Comment 6 Joel 2024-03-15 05:20:20 PDT
We have users experiencing very similar issues:

> At some point in the session, a API request would appear to hang, eventually timing out (the application times out the request, this timeout is not from iOS or Safari itself). From that point on, all XHR requests fail to resolve and are eventually timed out as well. After this happens, the tab seems to be "fouled" and all requests fail.

Same behavior observed by us, with the difference that the floodgates are released at an arbitrary point in time in the future, sometimes even within the 60 seconds, making no timeouts occur.

> We are confident network conditions are fine in a majority of these cases are these are not "true" timeouts.

Same here, fetch requests are both starting and completing just fine during this "freeze".

> The first call to hang/timeout is not always the same call, or even in the same user flow in the application. We also haven't seen this behavior on any other browser. Given this, we're confident the issue isn't with the application itself and is most likely a Safari bug.

Same observed by us.

Furthermore, we have client logs from the network tab, along with server logs, which together paint the story that Nick shared with you of XHR requests locking up. Summarized, they say:
1. Several XHR requests* are started, and stay in a pending state for very long.
2. Some fetch requests are performed in parallell, and they start and complete within reasonable time frames.
3. If 60 seconds pass, the XHR requests time out**. If not, a successful response is returned.
4. In case of a successful response, server logs indicate that no XHR request reached the server until very shortly before the response was sent.
5. Meanwhile, XHR requests from other clients (Windows Edge in this example) are handled just fine during the same time frame that the requests are held up, indicating no server issues.
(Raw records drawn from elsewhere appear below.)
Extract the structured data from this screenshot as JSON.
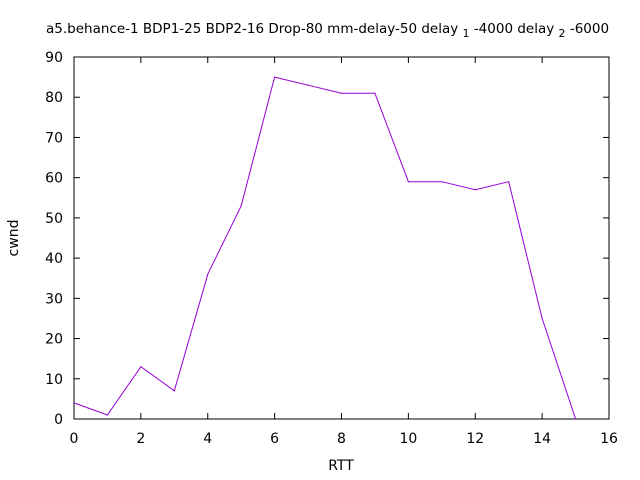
{
  "chart_data": {
    "type": "line",
    "title": "a5.behance-1 BDP1-25 BDP2-16 Drop-80 mm-delay-50 delay",
    "title_parts": {
      "sub1": "1",
      "mid": "-4000 delay",
      "sub2": "2",
      "end": "-6000"
    },
    "xlabel": "RTT",
    "ylabel": "cwnd",
    "xlim": [
      0,
      16
    ],
    "ylim": [
      0,
      90
    ],
    "xticks": [
      "0",
      "2",
      "4",
      "6",
      "8",
      "10",
      "12",
      "14",
      "16"
    ],
    "yticks": [
      "0",
      "10",
      "20",
      "30",
      "40",
      "50",
      "60",
      "70",
      "80",
      "90"
    ],
    "grid": false,
    "series": [
      {
        "color": "#9400d3",
        "x": [
          0,
          1,
          2,
          3,
          4,
          5,
          6,
          7,
          8,
          9,
          10,
          11,
          12,
          13,
          14,
          15
        ],
        "y": [
          4,
          1,
          13,
          7,
          36,
          53,
          85,
          83,
          81,
          81,
          59,
          59,
          57,
          59,
          25,
          0
        ]
      }
    ]
  }
}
*XHR requests towards one domain only, it actually works fine for requests targeting another domain, in the same timeframe. Perhaps this lends some credit to Nick's cookie theories?

**In one case, the OPTIONS request was recorded on the server, but then the request timed out without performing the follow-up request, indicating the floodgates were released just before 60 seconds passed. Most of the time, there is no such trace, indicating that the timeout occurred before anything reached the server.

We have the option to migrate from XHR to fetch, so we are probably going to set up slow request tracking, then migrate to fetch, and then see if there is any measurable difference.